К нашему столу уже спешила мама Джастина.
— Я рассказываю, как Джастин попросил меня взять его с собой. Помнишь, да?
— Ой, знаете, — вступила она в разговор, — я была категорически против. Категорически! Даже слушать ничего не хотела. Зачем ему это видеть? Какой смысл? У мужа работа такая — это понятно. Но ребенку-то зачем? Нет, у него сделаны все специальные прививки. Дело не в этом. Просто к чему? Но Джастин проявил невероятное упорство. И сказал фразу, от которой мы оба просто обалдели: «Я там родился и хочу посмотреть на свою страну сейчас, когда я уже взрослый. Хочу понять, как там живут». Взрослый он, понимаете! Мы долго думали, решали, как бы это сделать, чтоб не в ущерб школе и вообще. Но…
— Но мы привыкли уважать мнение своих детей, — это уже снова отец. — И мы поехали. Джастин должен был провести со мной там неделю. Потом мой коллега должен был вернуть его домой, а я — остаться в стране еще на определенный срок. Приехали. В то место, где я его забрал, где приют этот был, попали не сразу. Поездили еще по стране. Джастин смотрел на все широко распахнутыми глазами. Он ведь не помнит Африку такой. То есть помнит, но не в таких подробностях. Ужасался, конечно, нищете и грязи, но как-то… тихо, что ли. Про себя. А потом мы приехали в этот приют.

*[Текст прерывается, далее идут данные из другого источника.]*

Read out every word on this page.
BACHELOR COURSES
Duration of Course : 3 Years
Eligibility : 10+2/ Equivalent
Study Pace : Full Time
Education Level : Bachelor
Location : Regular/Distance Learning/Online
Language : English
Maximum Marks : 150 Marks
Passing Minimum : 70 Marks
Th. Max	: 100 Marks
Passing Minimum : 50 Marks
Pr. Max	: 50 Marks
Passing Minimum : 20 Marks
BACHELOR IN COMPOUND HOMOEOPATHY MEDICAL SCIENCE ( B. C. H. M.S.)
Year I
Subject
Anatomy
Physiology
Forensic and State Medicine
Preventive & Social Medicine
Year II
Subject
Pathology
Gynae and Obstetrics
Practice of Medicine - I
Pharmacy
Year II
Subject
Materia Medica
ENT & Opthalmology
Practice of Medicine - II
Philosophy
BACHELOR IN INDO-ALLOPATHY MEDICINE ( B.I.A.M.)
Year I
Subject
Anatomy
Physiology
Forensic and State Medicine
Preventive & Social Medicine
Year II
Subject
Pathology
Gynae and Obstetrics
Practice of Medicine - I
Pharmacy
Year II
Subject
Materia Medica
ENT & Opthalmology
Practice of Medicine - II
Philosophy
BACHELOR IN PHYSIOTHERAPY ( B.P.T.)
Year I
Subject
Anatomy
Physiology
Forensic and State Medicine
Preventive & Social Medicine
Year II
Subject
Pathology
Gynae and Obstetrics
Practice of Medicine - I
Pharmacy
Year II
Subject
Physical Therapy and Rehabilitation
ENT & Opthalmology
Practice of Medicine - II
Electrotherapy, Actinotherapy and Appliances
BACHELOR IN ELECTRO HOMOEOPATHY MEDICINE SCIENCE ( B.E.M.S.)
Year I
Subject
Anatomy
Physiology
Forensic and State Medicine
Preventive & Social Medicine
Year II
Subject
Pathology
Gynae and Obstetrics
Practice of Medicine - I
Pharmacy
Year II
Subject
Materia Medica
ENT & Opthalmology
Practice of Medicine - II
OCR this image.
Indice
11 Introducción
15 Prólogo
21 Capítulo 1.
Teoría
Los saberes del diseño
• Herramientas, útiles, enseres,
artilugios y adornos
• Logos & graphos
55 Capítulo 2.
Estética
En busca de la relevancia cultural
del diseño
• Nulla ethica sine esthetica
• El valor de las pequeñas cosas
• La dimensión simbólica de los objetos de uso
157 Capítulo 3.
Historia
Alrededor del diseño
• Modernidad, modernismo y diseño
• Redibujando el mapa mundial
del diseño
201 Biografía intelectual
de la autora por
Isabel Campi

И тут его прорвало! Днем он еще крепился. Мы привезли детям игрушек, продукты всякие. Плюс у нас еще было оборудование с собой. Директор там остался тот же. Он помнит Джастина. Джастин ходил по комнатам, пытался общаться с детьми. Улыбался, играл. На немецком ему говорить уже намного легче, но он виду не подавал. Днем.
Помолчал. Жена тихонько погладила его по руке.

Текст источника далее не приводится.